On the other hand, mentorship alone is often not enough, said Olivia Owens, creator and general manager of IFundWomen of Color. “There’s a sentiment that women of color entrepreneurs feel over-mentored and under-funded,” said Owens. “It’s not about an either or thing, but when you do want to provide mentorship you should also combine that with capital investment.”

Kimberly Smith, founder of retailer Marjani Beauty and winner of an Caress x IFundWomen of Color grant echoed this sentiment. “If we know, through current data, that BIPOC businesses and founders are under-funded and under-capitalized, mentorship alone will not course correct,” said Smith. “Funding through grants, paid collaborations, venture capital, low interest business loans, [and] retail partnerships… are what BIPOC businesses need access to.”

Another concern is the longevity of support from brand programs and whether or not all will honor their public promises. While a study from Creative Investment Research said that US companies collectively pledged $50 billion towards racial equality last year, these companies have only actually spent $250 million. Many mentorship and grant programs lasted only a year or don’t provide adequate followup for former grantees.

Looking forward

For a program to provide true support, Owens said, brands must be thoughtful even in their initial selection process. Time-extensive grant applications or overly-demanding selection criteria are “barriers to entry” that can stop programs from reaching those they want to support. Once selected, “a holistic solution” of long-term mentorship, capital and efforts t0 build community amongst grantees is necessary.
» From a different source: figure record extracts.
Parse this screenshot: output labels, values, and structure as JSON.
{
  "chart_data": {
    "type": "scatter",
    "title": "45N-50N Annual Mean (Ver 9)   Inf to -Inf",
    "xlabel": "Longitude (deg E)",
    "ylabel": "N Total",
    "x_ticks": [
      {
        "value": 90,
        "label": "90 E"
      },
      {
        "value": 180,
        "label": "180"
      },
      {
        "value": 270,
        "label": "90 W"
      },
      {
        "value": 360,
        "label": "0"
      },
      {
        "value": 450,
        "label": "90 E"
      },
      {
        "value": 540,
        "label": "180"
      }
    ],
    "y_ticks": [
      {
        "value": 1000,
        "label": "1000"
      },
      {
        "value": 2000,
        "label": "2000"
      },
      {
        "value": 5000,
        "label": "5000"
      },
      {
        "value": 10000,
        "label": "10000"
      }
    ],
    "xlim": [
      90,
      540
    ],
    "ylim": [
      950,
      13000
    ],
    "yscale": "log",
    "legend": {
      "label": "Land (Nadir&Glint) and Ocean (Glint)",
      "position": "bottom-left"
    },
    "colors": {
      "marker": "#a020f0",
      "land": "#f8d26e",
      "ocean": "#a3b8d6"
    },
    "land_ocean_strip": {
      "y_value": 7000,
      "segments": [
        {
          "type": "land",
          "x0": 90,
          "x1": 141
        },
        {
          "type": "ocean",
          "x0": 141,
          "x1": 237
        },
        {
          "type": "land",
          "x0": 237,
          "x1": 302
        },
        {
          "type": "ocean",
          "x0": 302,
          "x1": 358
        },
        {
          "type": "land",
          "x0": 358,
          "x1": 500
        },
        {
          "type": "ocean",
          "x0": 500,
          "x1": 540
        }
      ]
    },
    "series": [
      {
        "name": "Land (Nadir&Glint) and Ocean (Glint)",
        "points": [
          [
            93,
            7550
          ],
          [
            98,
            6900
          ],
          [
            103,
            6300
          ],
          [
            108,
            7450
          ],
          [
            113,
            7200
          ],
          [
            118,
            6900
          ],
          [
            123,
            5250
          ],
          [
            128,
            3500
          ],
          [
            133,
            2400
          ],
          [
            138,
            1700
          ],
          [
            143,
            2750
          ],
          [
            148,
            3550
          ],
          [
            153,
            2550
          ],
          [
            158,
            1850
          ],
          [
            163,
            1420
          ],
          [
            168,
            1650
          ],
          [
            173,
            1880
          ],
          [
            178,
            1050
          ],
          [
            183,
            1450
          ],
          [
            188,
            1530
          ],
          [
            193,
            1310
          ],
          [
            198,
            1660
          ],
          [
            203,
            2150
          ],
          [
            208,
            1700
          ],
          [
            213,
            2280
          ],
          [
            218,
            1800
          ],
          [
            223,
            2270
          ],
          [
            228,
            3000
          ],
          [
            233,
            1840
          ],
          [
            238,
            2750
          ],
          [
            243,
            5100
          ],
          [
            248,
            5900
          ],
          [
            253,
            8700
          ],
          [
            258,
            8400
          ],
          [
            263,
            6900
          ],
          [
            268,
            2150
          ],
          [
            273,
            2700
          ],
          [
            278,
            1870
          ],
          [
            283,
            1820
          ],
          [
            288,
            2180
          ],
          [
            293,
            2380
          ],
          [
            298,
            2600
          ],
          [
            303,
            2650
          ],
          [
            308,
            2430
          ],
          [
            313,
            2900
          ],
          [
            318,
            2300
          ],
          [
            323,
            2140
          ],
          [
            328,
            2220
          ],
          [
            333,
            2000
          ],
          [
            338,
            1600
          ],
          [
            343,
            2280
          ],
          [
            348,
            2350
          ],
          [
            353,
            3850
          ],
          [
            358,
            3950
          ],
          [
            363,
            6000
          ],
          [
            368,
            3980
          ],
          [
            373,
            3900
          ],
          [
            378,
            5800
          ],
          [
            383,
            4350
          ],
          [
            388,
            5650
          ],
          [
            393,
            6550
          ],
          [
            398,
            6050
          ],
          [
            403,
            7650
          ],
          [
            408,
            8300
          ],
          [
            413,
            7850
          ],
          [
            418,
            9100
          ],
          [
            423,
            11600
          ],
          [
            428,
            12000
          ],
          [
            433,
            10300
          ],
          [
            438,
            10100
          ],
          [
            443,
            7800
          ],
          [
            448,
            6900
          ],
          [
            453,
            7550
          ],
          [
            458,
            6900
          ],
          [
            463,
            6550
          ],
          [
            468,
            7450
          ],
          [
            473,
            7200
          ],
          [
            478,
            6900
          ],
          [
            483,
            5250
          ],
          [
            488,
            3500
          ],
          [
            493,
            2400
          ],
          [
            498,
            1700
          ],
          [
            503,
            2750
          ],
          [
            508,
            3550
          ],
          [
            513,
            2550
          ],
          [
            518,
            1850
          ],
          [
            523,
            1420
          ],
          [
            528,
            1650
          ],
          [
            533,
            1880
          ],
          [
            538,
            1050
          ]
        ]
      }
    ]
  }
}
Some organizations did provide one-time-only support. Others, however, are adapting to a long-term models. Glossier has brought back its mentorship program for another year, while clean beauty retailer Credo and clean brand Tower 28 launched their own BIPOC mentorship programs this year. Caress, PayPal and Visa are also continuing their programs. Ten leading venture capitalists yesterday launched Screendoor, an investment vehicle for underrepresented managers meant to back between $500,000 and $5 million per firm.

But there’s still no one size fit all model for these types of programs. According to Decossard, even comprehensive, long-term programs should also have flexibility built in, with on-demand mentorship and bite-sized modules. “Based on the stage [of your] business, you might need different things,” said Decossard. “[Multi-week programs or set class times] sound good for someone who is in business school or doesn’t have a family, but for some people who are living their lives [while] running a business, you need to be able to do what you need to do, when you need to do it.”

Hanley added that retailers hosting these programs should have internal diversity across their business, not just within these diversity programs, hiring “buyers who are non-white” and expanding ideas of what diversity means in products and brands stocked in store.

“We are trying to undo historical practices of institutional discrimination [that left] BIPOC businesses and founders at a stark disadvantage,” said Smith. “We must move beyond social media posts, short lived diversity media blasts and six-to-twelve-weeks, information-only courses.”